September–Oktober: Minervois- und Corbières-Weinernte, kühlere Temperaturen, deutlich weniger Besucher als Juli–August.
Juli–August: heiß (30–36 °C), maximale Massen, mittelalterliche Ritterturniere innerhalb der Cité. Mit Früh-Morgen- oder Abendstrategie noch handhabbar.
November–April: ruhig, kühler, manche Cité-Läden geschlossen, alle Hauptsehenswürdigkeiten geöffnet.
Häufig gestellte Fragen
Ist Carcassonne authentische mittelalterliche Architektur?
Teils. Der Grundriss, die Turmstellungen und die Kurtinenmauern folgen dem mittelalterlichen Plan, und einige Abschnitte originalen Mauerwerks sind erhalten. Viollet-le-Ducs Restaurierung aus dem 19. Jahrhundert baute viele Elemente um, reparierte und veränderte sie erheblich – am umstrittensten die spitzen Schieferturmkappen, die im mittelalterlichen Carcassonne nicht belegt sind. Das Ausmaß und die Lage sind authentisch.
Wie weit ist Carcassonne von Barcelona entfernt?
280 km auf der Straße (2,5 Stunden über die A9 und A7), oder per Zug von Carcassonne nach Perpignan dann TGV nach Barcelona (insgesamt 2,5–3 Stunden, €30–60).
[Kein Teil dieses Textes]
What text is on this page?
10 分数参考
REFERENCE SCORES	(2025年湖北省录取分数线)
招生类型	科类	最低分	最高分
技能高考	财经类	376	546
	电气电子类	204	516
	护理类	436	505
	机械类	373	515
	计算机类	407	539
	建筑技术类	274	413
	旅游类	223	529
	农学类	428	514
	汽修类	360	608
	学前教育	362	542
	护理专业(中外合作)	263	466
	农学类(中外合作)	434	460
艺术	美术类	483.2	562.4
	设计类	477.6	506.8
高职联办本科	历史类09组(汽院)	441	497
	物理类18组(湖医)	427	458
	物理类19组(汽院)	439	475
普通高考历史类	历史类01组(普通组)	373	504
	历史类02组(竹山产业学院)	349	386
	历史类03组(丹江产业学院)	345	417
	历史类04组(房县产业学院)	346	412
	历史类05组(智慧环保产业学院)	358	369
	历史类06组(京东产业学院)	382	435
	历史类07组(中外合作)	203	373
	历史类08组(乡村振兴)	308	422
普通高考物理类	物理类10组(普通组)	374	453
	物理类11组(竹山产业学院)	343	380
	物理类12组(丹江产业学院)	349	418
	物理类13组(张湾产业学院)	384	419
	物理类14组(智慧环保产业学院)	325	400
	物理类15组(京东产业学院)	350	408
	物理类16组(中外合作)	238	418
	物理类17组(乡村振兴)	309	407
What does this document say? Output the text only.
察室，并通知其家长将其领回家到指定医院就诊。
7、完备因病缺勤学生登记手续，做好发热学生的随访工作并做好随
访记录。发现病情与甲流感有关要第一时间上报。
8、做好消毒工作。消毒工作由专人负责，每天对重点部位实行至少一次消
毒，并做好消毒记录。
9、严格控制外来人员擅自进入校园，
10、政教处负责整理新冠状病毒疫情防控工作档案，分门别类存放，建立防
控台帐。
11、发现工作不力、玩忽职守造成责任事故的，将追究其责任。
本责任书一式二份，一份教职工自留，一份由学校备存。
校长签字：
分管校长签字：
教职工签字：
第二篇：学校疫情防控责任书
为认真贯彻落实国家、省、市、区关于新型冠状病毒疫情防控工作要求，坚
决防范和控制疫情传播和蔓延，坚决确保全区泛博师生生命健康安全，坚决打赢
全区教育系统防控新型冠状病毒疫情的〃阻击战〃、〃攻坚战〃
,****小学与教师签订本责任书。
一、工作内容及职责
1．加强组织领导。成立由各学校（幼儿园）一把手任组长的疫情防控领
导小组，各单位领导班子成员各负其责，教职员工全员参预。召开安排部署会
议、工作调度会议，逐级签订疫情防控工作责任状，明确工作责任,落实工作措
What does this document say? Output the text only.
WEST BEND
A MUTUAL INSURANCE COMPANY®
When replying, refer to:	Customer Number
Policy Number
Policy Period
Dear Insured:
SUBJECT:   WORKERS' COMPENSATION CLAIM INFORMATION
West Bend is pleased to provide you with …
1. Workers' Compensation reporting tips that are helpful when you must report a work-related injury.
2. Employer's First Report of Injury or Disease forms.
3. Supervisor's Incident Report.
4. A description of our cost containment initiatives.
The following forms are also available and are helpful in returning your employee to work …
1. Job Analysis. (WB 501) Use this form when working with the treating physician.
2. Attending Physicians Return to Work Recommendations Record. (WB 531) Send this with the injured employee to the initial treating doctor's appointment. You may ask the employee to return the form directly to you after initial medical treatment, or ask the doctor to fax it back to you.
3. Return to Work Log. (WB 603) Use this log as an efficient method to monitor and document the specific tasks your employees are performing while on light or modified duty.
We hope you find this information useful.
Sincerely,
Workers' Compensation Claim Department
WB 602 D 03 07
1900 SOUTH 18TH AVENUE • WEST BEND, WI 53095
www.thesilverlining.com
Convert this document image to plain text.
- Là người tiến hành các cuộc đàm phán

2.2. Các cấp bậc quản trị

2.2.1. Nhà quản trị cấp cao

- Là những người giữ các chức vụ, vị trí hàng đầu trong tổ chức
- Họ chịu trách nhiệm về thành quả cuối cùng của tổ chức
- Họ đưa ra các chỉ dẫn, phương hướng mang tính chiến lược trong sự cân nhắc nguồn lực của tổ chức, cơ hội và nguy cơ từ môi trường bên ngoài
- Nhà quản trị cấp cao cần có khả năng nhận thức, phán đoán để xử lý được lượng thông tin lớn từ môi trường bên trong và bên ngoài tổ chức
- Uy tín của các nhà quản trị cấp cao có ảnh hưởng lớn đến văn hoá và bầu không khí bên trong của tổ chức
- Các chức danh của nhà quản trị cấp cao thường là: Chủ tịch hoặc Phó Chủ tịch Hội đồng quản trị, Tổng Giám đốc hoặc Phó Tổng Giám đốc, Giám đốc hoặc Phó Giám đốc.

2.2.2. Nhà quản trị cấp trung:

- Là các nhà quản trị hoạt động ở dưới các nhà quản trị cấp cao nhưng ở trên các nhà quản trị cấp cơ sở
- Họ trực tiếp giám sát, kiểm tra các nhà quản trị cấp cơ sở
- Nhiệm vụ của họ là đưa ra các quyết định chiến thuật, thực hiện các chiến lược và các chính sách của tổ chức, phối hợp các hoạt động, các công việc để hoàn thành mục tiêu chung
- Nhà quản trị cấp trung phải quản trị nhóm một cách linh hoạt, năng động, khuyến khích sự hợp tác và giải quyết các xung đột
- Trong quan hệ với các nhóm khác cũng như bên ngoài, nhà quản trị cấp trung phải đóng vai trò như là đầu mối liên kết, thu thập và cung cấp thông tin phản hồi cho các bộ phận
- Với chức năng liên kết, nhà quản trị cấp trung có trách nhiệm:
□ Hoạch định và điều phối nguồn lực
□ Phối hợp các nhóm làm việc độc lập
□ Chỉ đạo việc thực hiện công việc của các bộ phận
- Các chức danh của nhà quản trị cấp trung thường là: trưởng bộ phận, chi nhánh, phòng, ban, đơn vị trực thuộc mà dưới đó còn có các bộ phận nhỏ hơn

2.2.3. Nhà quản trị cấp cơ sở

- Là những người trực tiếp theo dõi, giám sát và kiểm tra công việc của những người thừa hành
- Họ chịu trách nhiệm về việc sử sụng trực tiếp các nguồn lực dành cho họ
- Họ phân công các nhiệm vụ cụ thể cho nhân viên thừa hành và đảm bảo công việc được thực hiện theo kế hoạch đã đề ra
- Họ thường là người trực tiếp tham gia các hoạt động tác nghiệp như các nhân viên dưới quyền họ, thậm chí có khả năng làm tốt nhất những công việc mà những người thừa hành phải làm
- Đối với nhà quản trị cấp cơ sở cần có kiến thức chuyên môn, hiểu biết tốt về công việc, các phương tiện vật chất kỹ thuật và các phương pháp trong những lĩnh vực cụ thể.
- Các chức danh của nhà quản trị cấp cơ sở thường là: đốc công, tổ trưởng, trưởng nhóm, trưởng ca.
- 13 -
Was ist der Katharerkreuzzug?
Eine von Papst Innozenz III. 1209 gegen die Katharerhäresie im Languedoc gestartete Militärkampagne – eine christliche dualistische Bewegung, die die Autorität, Priesterschaft und materielle Reichtum der katholischen Kirche ablehnte. Der Kreuzzug dauerte 20 Jahre und zerstörte einen Großteil der unabhängigen Kultur des Languedoc.
Welcher Wein wird rund um Carcassonne produziert?
Das AOC Corbières (süd- und östlich von Carcassonne) und Minervois AOC (nördlich) produzieren kräftige Languedoc-Rotweine aus Grenache, Syrah und Carignan. Beide gehören zu den preiswertesten Weinappellationen Frankreichs.